Boeing Co. is studying redesigned versions of the 737 Max jetliner, cutting costs and rolling out more robotics in factories to keep pace with relentless competition in the global aerospace market.
But there are limits to what the US planemaker will do in its battles with old foe Airbus Group SE and newer rival Bombardier Inc., executives said this week. During Boeing’s annual investor conference webcast from Seattle, Chief Executive Officer Dennis Muilenburg sketched out a vision of the company as a “global industrial champion” with profit margins reaching the mid-teens by the end of the decade while cash still flows freely to shareholders.
“We won’t chase market share for market share’s sake,” Muilenburg said during the proceedings, the first since he took over the top job in July.
Muilenburg, who earned his reputation stripping billions of dollars in costs from Boeing’s defense business amid declining government spending, is “leaning hard into margins as key success driver going forward,” Carter Copeland, an aerospace analyst at Barclays Plc, wrote in a May 9 report. While Boeing’s commercial airplane unit can’t lower expenses as freely as its defense counterpart, “there’s a lot of fat to be cut out of this organisation.”
Boeing has stepped up cost-savings efforts at the commercial division to minimise the pricing advantage Airbus, its European rival, enjoys because of the strong US dollar. While the planemakers now split annual deliveries evenly, Airbus holds a far larger backlog of unfilled orders that could give it a commanding lead in the next decade. Airbus has logged 5,479 sales of its A320 family jets to 4,380 for Boeing’s 737 models, according to data compiled by Bloomberg Intelligence.

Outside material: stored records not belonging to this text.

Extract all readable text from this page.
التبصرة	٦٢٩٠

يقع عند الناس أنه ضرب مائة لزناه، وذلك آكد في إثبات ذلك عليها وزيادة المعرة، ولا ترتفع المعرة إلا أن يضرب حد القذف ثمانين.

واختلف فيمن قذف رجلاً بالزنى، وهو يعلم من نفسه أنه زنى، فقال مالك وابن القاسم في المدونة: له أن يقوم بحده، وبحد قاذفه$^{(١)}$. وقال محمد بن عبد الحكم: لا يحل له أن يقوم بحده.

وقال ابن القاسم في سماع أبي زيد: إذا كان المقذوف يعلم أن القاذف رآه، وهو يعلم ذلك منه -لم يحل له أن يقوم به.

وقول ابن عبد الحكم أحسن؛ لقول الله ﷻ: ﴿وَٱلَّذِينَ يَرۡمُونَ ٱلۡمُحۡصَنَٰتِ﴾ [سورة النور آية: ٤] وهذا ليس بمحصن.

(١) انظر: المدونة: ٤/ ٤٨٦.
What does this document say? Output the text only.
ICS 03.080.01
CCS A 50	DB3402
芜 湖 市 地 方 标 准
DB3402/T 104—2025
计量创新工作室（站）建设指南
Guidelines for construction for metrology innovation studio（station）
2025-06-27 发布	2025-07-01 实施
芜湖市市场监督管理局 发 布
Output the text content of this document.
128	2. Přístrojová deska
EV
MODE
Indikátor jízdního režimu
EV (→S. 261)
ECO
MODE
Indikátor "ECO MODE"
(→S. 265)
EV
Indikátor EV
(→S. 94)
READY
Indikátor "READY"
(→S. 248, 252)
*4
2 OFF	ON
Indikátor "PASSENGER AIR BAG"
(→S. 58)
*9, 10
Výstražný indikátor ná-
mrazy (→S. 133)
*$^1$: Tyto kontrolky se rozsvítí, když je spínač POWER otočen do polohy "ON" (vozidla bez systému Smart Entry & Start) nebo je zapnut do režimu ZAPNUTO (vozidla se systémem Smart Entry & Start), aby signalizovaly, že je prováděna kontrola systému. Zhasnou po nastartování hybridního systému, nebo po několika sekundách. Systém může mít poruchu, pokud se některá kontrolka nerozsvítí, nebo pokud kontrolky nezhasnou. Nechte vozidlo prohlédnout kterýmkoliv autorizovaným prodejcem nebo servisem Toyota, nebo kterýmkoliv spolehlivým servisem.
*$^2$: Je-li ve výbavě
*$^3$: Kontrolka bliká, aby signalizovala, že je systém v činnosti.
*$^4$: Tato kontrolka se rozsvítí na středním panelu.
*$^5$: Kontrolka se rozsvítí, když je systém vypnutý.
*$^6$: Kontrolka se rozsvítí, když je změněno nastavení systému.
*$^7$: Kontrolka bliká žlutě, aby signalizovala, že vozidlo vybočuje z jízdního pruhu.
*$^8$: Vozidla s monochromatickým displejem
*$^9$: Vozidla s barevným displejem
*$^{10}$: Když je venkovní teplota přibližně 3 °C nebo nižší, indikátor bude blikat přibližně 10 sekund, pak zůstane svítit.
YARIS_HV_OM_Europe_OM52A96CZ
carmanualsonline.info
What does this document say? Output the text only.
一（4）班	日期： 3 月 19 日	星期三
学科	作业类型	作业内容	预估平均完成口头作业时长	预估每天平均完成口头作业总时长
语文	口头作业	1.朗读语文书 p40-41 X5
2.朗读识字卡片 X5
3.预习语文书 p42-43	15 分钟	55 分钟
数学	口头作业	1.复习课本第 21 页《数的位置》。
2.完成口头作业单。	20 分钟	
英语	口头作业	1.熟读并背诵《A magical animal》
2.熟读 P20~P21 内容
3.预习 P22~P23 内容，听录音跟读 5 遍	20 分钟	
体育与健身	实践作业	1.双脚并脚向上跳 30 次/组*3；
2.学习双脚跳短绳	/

Boeing will price its jets competitively and take narrow-body market share where “reasonable,” said Ray Conner, CEO of Boeing’s commercial airplane unit. That doesn’t mean every airline customer will get the same bargains as United Continental Holdings Inc., which ordered 737s twice from Boeing earlier this year.
In fact, Boeing didn’t even bid its best-selling single-aisle jetliner in a highly publicised contest for a Delta Air Lines Inc. order that was ultimately won by Bombardier’s C Series. “We competed for Delta with used 717s, used Embraers,” Conner told investors, referring to an out-of-production Boeing model and Embraer SA jets that compete directly with the smallest C Series plane.
Boeing’s 737 Max family doesn’t have any offerings competing in the 100-seat category targeted by the CS100, the aircraft selected by Delta in an order with a $5.6 billion value based on list prices, Conner said. Bombardier warned of a $500 million “onerous contract” charge for that order and a separate sale, implying a below-cost sales price of about $20 million, according to a May 4 Intelligence report.